These functions set a cookie and create a hidden iframe in the page that redirects to a second website containing additional malicious code. In a blog post, MalwareMustDie, the author who discovered this malware family describes in more detail how this cookie may be used to determine the type of malware that is served from the second website.
Protecting users against these attacks involves keeping machines and web browsers fully patched to minimise the number of vulnerabilities that an attacker can exploit. However, there will always be a time lag between a vulnerability being discovered, a patch being released and the patch being installed on all machines on a network. During this period, machines may be vulnerable to attacks such as these. Administrators can ensure that compromised websites hosting malicious content are kept away from end users by filtering web traffic at the network level with solutions such as Cisco’s Web Security Appliance, or filtering web traffic in the cloud with Cisco’s Cloud Web Security. These solutions detect the malicious content and block it before it can reach visitors’ machines, helping to ensure that machines are protected no matter how well patched (or not) they may be.

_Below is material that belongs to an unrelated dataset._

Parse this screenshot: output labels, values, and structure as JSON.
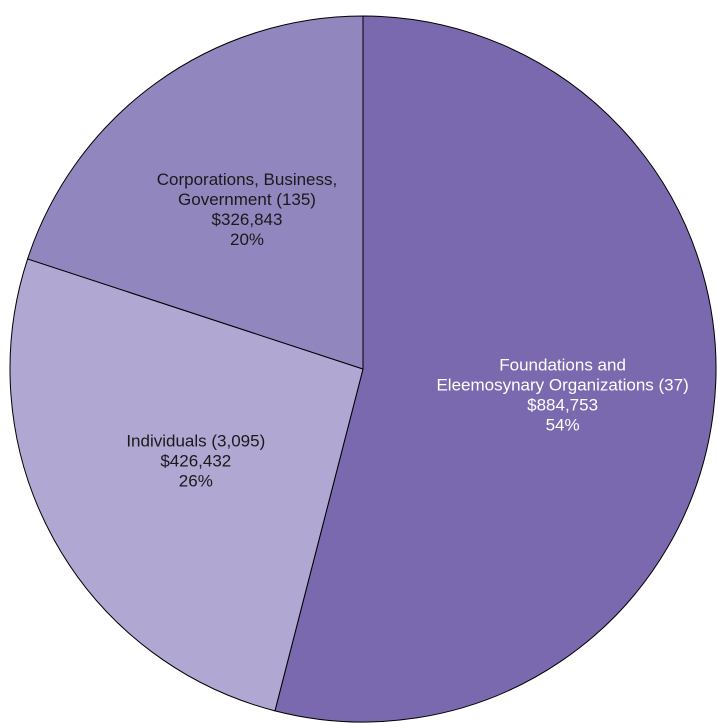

Website administrators need to be vigilant to ensure that web servers are also fully patched and that the passwords required for administrators to access the web server are difficult to guess, and frequently changed. Regularly monitoring web pages to identify when modifications are made is good practice to swiftly identify unauthorised changes so that they can be remediated and the means by which the attacker gained access fixed.
One thing is certain, no website, no matter how reputable, can be assumed to always be free of malware and users must take this into account when browsing the web.